We recognize that, from the evidence produced at trial, grounds for suppression of the testimony of all of the evidence used to convict the defendant may well have existed here. However, we do not find Johnson to require reversal. We deem the operation of the ruling there should be very narrowly construed and limited to the situation where fraud was perpetrated against the accused by telling the court the question of the propriety of the seizure had been ruled upon when it had not.

The issue of when a reviewing court may properly consider the question of whether evidence was improperly seized or was the fruits of an improper seizure when those issues were not raised in the trial court was thoroughly addressed in an opinion written by Justice Seidenfeld in People v. Speed (1982), 106 Ill. App. 3d 890, 436 N.E.2d 712. The conclusion given there was that such consideration should only be given under the most extreme circumstances. That opinion pointed out that only when a motion to suppress evidence is made is the State put on notice to justify the procedure used to obtain the evidence. If a reviewing court makes a determination on that question based upon the evidence at trial absent such notice to the State, the State may be prejudiced because it could have put on additional evidence justifying the seizure of the evidence but refrained from doing so because it did not consider the evidence necessary. If the State is placed in jeopardy of having the evidence it presented at trial held to be inadmissible on review even though objection to the evidence was not made below, prosecutors will be attempting to put on evidence proving probable cause which is highly prejudicial to defendants. See 4 W. LaFave, Search & Seizure §11.7(d), at 522 (2d ed. 1987).

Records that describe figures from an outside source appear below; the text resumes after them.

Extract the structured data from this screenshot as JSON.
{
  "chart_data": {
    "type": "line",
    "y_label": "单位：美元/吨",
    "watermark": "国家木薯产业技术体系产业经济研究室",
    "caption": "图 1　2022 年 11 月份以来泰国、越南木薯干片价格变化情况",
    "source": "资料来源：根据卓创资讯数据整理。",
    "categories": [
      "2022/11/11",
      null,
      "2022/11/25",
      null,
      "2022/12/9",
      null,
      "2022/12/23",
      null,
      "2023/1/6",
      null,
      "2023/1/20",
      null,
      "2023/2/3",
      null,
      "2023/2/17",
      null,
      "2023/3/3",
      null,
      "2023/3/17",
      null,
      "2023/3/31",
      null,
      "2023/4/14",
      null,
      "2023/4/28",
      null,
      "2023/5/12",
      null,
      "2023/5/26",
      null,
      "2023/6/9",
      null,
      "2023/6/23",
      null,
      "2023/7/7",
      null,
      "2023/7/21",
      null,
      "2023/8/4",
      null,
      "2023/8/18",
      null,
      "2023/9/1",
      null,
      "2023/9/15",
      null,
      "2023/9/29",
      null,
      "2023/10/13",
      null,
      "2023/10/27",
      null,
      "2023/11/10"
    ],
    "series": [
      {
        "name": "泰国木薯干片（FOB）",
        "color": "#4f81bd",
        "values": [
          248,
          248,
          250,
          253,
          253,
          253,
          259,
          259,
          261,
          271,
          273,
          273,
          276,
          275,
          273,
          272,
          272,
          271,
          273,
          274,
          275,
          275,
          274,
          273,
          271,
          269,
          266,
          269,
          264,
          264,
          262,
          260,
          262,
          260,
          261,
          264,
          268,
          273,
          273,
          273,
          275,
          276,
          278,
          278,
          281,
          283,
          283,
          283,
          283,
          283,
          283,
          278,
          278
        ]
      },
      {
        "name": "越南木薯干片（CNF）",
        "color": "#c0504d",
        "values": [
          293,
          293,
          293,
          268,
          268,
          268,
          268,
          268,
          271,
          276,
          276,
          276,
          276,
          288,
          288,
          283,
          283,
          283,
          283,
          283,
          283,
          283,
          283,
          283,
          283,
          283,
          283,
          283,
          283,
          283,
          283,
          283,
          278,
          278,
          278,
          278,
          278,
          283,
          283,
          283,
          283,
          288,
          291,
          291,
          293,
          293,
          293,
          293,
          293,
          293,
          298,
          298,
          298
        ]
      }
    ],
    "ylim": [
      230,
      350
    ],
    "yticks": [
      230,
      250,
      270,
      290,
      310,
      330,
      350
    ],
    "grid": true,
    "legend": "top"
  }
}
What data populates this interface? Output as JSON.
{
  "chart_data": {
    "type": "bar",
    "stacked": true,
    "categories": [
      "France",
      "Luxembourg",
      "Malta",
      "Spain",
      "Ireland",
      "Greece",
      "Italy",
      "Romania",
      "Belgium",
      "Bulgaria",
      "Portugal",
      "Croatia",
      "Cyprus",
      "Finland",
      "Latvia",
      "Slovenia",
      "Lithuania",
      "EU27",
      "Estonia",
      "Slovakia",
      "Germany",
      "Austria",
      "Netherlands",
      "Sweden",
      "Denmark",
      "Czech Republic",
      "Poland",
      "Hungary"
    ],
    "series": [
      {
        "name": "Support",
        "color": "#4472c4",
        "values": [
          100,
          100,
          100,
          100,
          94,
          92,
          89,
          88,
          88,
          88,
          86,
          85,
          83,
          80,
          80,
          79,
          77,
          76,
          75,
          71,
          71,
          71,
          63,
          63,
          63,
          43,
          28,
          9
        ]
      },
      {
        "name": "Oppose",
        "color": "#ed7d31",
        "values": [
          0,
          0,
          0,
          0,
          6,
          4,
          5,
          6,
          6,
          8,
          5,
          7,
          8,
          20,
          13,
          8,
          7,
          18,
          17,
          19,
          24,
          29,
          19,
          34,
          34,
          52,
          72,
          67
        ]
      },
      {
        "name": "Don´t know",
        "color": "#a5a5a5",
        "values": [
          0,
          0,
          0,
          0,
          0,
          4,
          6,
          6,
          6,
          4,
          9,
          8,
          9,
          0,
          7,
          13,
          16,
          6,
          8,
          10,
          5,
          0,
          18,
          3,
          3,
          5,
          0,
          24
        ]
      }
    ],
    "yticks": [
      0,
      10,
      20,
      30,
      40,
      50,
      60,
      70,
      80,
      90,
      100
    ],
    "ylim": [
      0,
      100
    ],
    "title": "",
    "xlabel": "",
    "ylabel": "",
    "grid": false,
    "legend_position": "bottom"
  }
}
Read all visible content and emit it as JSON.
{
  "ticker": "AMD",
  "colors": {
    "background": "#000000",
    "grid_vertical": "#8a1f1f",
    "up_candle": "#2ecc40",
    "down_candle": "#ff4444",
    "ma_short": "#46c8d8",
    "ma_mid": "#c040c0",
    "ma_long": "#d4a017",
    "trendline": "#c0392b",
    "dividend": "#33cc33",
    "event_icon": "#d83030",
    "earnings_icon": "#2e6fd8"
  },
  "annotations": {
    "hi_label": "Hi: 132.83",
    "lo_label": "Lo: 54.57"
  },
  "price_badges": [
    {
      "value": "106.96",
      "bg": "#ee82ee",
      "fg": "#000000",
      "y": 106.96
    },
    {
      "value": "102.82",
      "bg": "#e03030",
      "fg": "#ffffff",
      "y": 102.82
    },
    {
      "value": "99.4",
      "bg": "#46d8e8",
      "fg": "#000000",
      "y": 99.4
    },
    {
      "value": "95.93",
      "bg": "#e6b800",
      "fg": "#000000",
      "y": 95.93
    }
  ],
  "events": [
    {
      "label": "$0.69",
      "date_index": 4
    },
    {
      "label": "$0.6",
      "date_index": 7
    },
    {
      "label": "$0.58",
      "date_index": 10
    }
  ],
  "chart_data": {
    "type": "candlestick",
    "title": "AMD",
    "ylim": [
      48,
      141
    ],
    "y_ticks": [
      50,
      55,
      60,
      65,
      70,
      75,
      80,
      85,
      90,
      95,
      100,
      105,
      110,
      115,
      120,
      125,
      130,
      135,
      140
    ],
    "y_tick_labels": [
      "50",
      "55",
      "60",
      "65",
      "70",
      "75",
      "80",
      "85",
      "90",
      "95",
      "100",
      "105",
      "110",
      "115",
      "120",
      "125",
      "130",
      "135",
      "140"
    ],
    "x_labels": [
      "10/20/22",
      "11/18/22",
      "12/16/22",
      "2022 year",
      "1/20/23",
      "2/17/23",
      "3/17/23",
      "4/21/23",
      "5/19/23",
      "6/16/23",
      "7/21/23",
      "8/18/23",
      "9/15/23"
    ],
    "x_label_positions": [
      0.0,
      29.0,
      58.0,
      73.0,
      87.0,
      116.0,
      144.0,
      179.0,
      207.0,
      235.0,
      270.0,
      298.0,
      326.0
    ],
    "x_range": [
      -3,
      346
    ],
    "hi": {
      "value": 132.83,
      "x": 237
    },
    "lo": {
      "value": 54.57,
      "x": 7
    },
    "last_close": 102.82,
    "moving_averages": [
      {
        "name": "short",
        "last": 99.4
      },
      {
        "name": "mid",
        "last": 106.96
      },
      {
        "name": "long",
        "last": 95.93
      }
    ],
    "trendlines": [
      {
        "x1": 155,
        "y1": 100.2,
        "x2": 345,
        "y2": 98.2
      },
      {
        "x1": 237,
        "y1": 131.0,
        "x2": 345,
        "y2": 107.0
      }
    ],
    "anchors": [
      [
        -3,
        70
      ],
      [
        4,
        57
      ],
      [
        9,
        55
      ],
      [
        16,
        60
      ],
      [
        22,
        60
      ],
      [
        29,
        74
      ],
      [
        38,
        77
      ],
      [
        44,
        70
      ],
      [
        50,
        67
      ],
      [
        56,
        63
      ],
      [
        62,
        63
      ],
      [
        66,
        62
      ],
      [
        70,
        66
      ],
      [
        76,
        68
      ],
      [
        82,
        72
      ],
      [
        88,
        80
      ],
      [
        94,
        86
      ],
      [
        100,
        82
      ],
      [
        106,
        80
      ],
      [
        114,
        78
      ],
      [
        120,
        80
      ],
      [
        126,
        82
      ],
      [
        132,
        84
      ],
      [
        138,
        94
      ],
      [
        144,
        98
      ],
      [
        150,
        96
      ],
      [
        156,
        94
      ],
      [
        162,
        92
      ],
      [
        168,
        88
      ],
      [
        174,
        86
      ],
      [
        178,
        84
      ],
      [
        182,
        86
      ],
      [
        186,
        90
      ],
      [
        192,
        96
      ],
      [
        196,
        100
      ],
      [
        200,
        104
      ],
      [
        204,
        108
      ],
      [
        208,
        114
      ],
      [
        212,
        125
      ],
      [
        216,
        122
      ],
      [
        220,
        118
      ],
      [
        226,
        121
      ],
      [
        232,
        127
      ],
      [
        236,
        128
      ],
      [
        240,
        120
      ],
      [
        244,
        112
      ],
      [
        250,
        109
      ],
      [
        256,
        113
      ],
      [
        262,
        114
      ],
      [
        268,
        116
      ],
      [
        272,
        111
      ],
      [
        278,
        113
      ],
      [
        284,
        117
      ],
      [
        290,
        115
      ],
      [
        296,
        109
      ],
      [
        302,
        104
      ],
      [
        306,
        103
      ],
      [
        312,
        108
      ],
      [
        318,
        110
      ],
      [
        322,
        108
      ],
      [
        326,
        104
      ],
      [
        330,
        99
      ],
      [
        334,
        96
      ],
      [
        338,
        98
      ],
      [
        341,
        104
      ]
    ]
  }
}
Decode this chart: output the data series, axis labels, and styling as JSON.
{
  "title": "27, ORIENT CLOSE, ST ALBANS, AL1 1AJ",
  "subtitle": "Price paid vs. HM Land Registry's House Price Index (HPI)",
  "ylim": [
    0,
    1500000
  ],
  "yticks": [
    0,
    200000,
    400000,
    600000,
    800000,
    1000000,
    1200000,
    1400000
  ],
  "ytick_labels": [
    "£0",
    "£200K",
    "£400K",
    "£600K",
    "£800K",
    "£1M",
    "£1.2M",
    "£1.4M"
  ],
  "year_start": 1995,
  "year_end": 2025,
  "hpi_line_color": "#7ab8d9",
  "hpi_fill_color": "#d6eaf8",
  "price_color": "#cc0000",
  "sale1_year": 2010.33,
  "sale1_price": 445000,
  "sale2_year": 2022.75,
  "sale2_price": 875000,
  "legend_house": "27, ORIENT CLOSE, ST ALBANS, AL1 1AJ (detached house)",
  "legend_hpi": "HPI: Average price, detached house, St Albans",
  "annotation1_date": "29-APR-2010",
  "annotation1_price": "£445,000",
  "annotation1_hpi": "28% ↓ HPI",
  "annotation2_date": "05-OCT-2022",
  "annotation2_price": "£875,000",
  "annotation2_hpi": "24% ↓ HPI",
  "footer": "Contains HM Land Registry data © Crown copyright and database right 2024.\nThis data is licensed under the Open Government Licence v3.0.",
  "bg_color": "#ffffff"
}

The arresting officer here may or may not have had grounds to approach the car defendant was driving and demand to see his driver’s license after the officer observed that the car did have a certificate in regard to registration. Likely, the case against the defendant could not have been proved without the use of the evidence which was the fruit of the stop. However, no case has been called to our attention where the reviewing court has held that plain error arose merely because the admission of improperly received evidence was essential to the proof of guilt. Unlike in Johnson, no fraud or deception was practiced against the defendant or his counsel. No plain error occurred. Accordingly, we affirm.

Affirmed.

KNECHT, P.J., and SPITZ, J., concur.